331,000 new hospitality jobs created since 2010

The extent of the hospitality industry’s contribution to UK employment has been revealed in new figures.
In total, hospitality and tourism employs 4.49 million people, which means one in ten adults work in the sectors, while 331,000 catering and hospitality jobs were created between 2010 and 2015, or 17 per cent of all new jobs in the period. When travel and tourism jobs are included, the figure rises to one in five of all new positions created in the past five years.
For every ten new hospitality jobs, another six are created in the wider economy, while the industry is set to deliver 60,000 apprenticeships, work experiences and career opportunities for young people in Britain by the end of 2016.
The report from Oxford Economics and commissioned by the British Hospitality Association also found that 34 per cent of the workforce are under 25 years of age, while nearly 14 per cent (or 475,000) of people aged between 16 and 24 in the UK are unemployed.
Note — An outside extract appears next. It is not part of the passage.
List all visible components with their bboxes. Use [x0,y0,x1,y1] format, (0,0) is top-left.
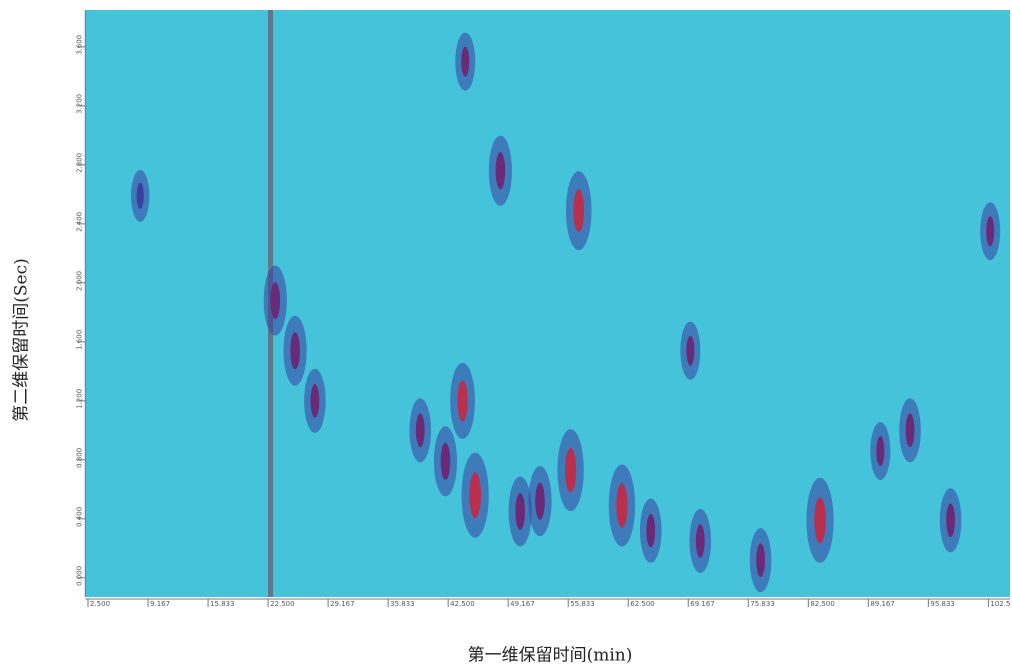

Looking more widely at the economy, the study found that the industry delivers £143 billion per year, which is ten per cent of the gross value added to GDP.
The figures were released to coincide with an event in Parliament earlier this week aimed at encouraging the government to reform policy in order to make the industry more competitive, such as cutting hospitality’s rate of VAT from 20 per cent to five per cent.
Ufi Ibrahim, Chief Executive of the British Hospitality Association, said: “Hospitality is a wealth generator across the country, not just London and the South East, and we can contribute a lot more to this country in new well-paid jobs, exports and increased tax revenue. 
“But we need government support to fully unleash our industry’s potential; on tourism VAT, on visas, deregulation, aviation capacity and on creating a fair digital marketplace by banning so-called ‘rate-parity’ agreements.”